Amanda was asked “If you could come back to UA and take any class, what would it be and why?” Surprisingly, she said she would probably not take an LS (library science) class, but rather a business class, such as accounting or business economics. She has considered getting a second master’s in public administration or in business, as the position she has now as the Director of the Chesapeake Library System frequently calls on the skills and jargon from those areas of study. She said if she could offer one piece of advice to current or prospective students, it would be “know yourself – know your strengths. The library world is huge! Figure out what you love to do and find a space for that. Libraries are always evolving.” Jackson also said that sometimes you need to be innovative to enact changes or to make a space to do what you love. She pressed further and said she had originally never wanted to be a librarian, as her mother was one. The semester of her graduation, she was greatly second-guessing herself regarding choosing library science, but after working in the field for so long she said that she would not have chosen anything else.

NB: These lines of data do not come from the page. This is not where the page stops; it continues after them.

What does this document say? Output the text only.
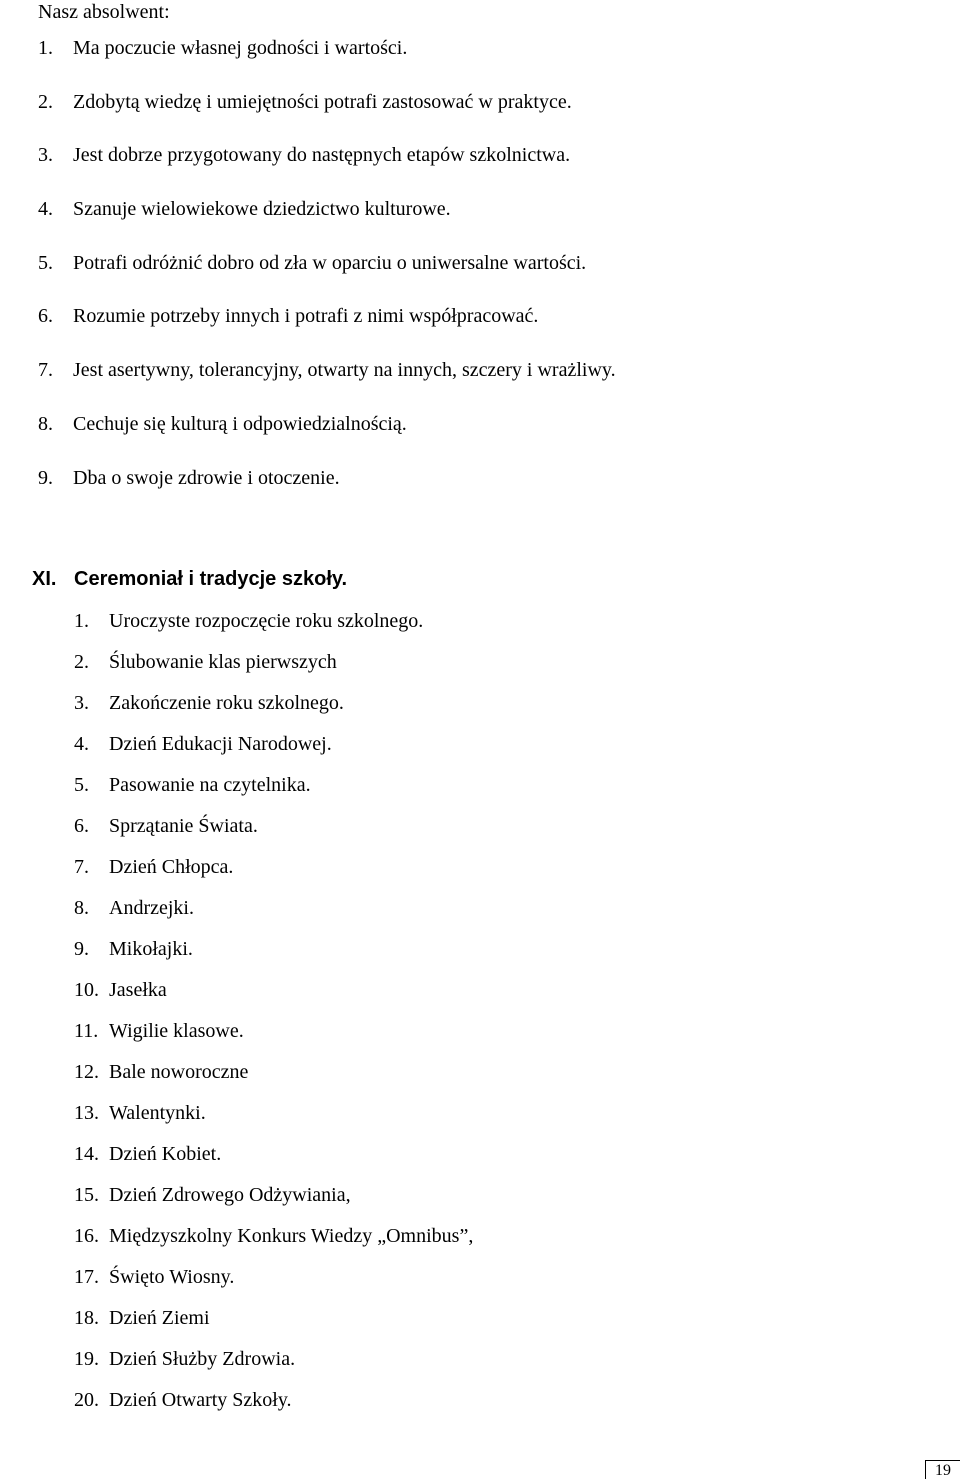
Nasz absolwent:
1. Ma poczucie własnej godności i wartości.
2. Zdobytą wiedzę i umiejętności potrafi zastosować w praktyce.
3. Jest dobrze przygotowany do następnych etapów szkolnictwa.
4. Szanuje wielowiekowe dziedzictwo kulturowe.
5. Potrafi odróżnić dobro od zła w oparciu o uniwersalne wartości.
6. Rozumie potrzeby innych i potrafi z nimi współpracować.
7. Jest asertywny, tolerancyjny, otwarty na innych, szczery i wrażliwy.
8. Cechuje się kulturą i odpowiedzialnością.
9. Dba o swoje zdrowie i otoczenie.
XI. Ceremoniał i tradycje szkoły.
1. Uroczyste rozpoczęcie roku szkolnego.
2. Ślubowanie klas pierwszych
3. Zakończenie roku szkolnego.
4. Dzień Edukacji Narodowej.
5. Pasowanie na czytelnika.
6. Sprzątanie Świata.
7. Dzień Chłopca.
8. Andrzejki.
9. Mikołajki.
10. Jasełka
11. Wigilie klasowe.
12. Bale noworoczne
13. Walentynki.
14. Dzień Kobiet.
15. Dzień Zdrowego Odżywiania,
16. Międzyszkolny Konkurs Wiedzy „Omnibus”,
17. Święto Wiosny.
18. Dzień Ziemi
19. Dzień Służby Zdrowia.
20. Dzień Otwarty Szkoły.
19
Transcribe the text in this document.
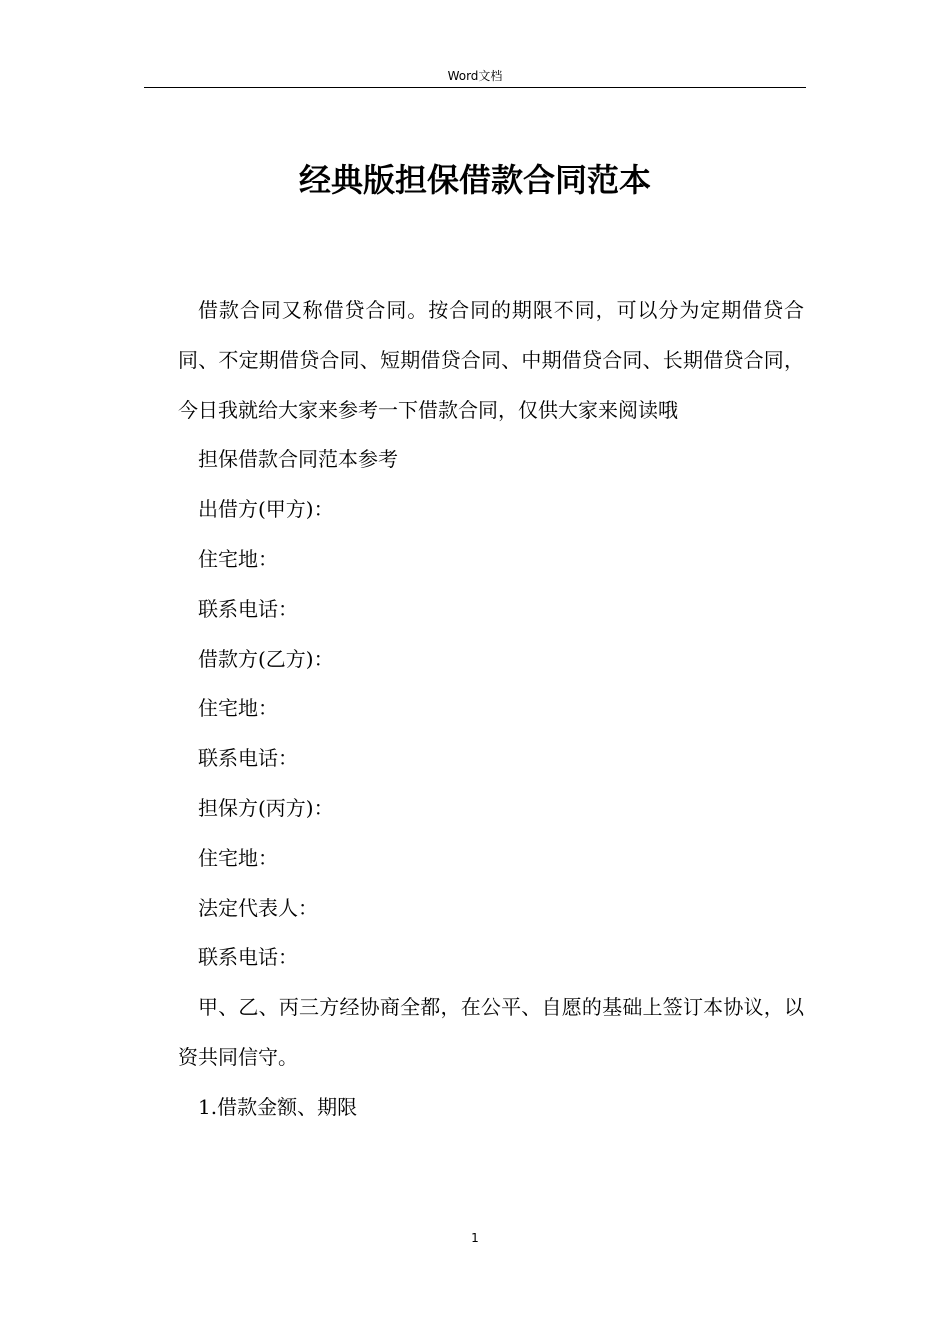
Word文档
经典版担保借款合同范本

借款合同又称借贷合同。按合同的期限不同，可以分为定期借贷合同、不定期借贷合同、短期借贷合同、中期借贷合同、长期借贷合同，今日我就给大家来参考一下借款合同，仅供大家来阅读哦

担保借款合同范本参考

出借方(甲方)：

住宅地：

联系电话：

借款方(乙方)：

住宅地：

联系电话：

担保方(丙方)：

住宅地：

法定代表人：

联系电话：

甲、乙、丙三方经协商全都，在公平、自愿的基础上签订本协议，以资共同信守。

1.借款金额、期限

1
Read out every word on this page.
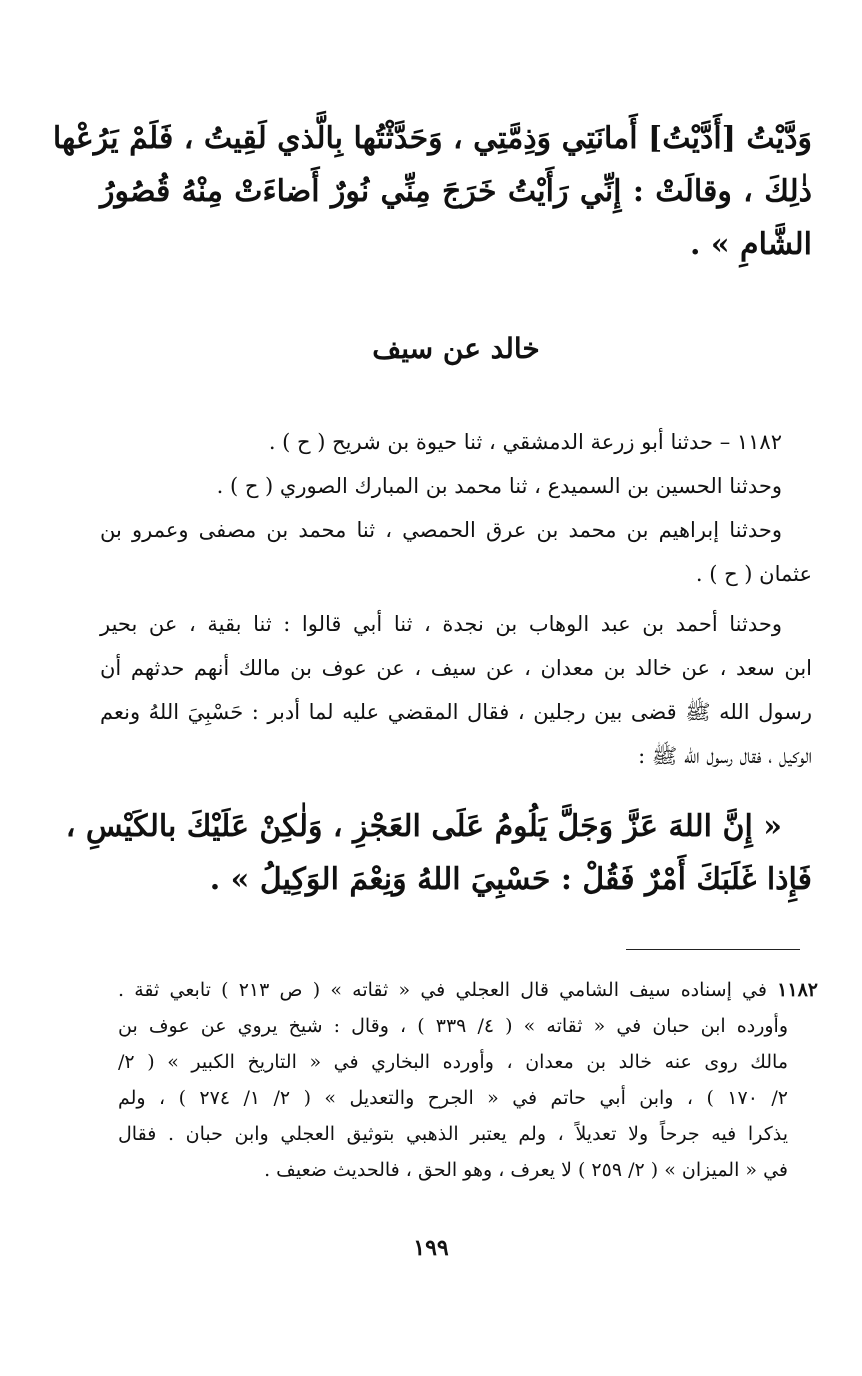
وَدَّيْتُ [أَدَّيْتُ] أَمانَتِي وَذِمَّتِي ، وَحَدَّثْتُها بِالَّذي لَقِيتُ ، فَلَمْ يَرُعْها
ذٰلِكَ ، وقالَتْ : إِنِّي رَأَيْتُ خَرَجَ مِنِّي نُورٌ أَضاءَتْ مِنْهُ قُصُورُ
الشَّامِ » .
خالد عن سيف
١١٨٢ – حدثنا أبو زرعة الدمشقي ، ثنا حيوة بن شريح ( ح ) .
وحدثنا الحسين بن السميدع ، ثنا محمد بن المبارك الصوري ( ح ) .
وحدثنا إبراهيم بن محمد بن عرق الحمصي ، ثنا محمد بن مصفى وعمرو بن
عثمان ( ح ) .
وحدثنا أحمد بن عبد الوهاب بن نجدة ، ثنا أبي قالوا : ثنا بقية ، عن بحير
ابن سعد ، عن خالد بن معدان ، عن سيف ، عن عوف بن مالك أنهم حدثهم أن
رسول الله ﷺ قضى بين رجلين ، فقال المقضي عليه لما أدبر : حَسْبِيَ اللهُ ونعم
الوكيل ، فقال رسول الله ﷺ :
« إِنَّ اللهَ عَزَّ وَجَلَّ يَلُومُ عَلَى العَجْزِ ، وَلٰكِنْ عَلَيْكَ بالكَيْسِ ،
فَإِذا غَلَبَكَ أَمْرٌ فَقُلْ : حَسْبِيَ اللهُ وَنِعْمَ الوَكِيلُ » .
١١٨٢ في إسناده سيف الشامي قال العجلي في « ثقاته » ( ص ٢١٣ ) تابعي ثقة .
وأورده ابن حبان في « ثقاته » ( ٤/ ٣٣٩ ) ، وقال : شيخ يروي عن عوف بن
مالك روى عنه خالد بن معدان ، وأورده البخاري في « التاريخ الكبير » ( ٢/
٢/ ١٧٠ ) ، وابن أبي حاتم في « الجرح والتعديل » ( ٢/ ١/ ٢٧٤ ) ، ولم
يذكرا فيه جرحاً ولا تعديلاً ، ولم يعتبر الذهبي بتوثيق العجلي وابن حبان . فقال
في « الميزان » ( ٢/ ٢٥٩ ) لا يعرف ، وهو الحق ، فالحديث ضعيف .
١٩٩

One of the programs that Amanda has created is through working with local jails to create a short stories program. Essentially, the inmates are recorded reading children’s stories, and those recordings are mailed to their children. Jackson said that the program has been wildly successful and made a substantial impact on the lives of the inmates and their families.
The last question that was asked of Amanda was “Which ALA Core Value most inspires the work you do?” She pondered and responded confidently, “Equity.” Jackson firmly believes that equity is a massive piece of the commitment to diversity and inclusion. She further explained that for upper- and middle-class families, the library is a different place for them but that the library is the great equalizer for all who enter through its doors. “I don’t have a vision [for the library], but my mission is to make sure there is a space for the poor mother, the young man with intellectual disabilities, and the refugee seeking asylum. It is vital to show disenfranchised individuals that they have a space where their voices can be heard.”
At SLIS, we are extremely proud to have an alumnus that represents our program so well. Congratulations on all your success Amanda, and we wish you the very best through these ever-changing times!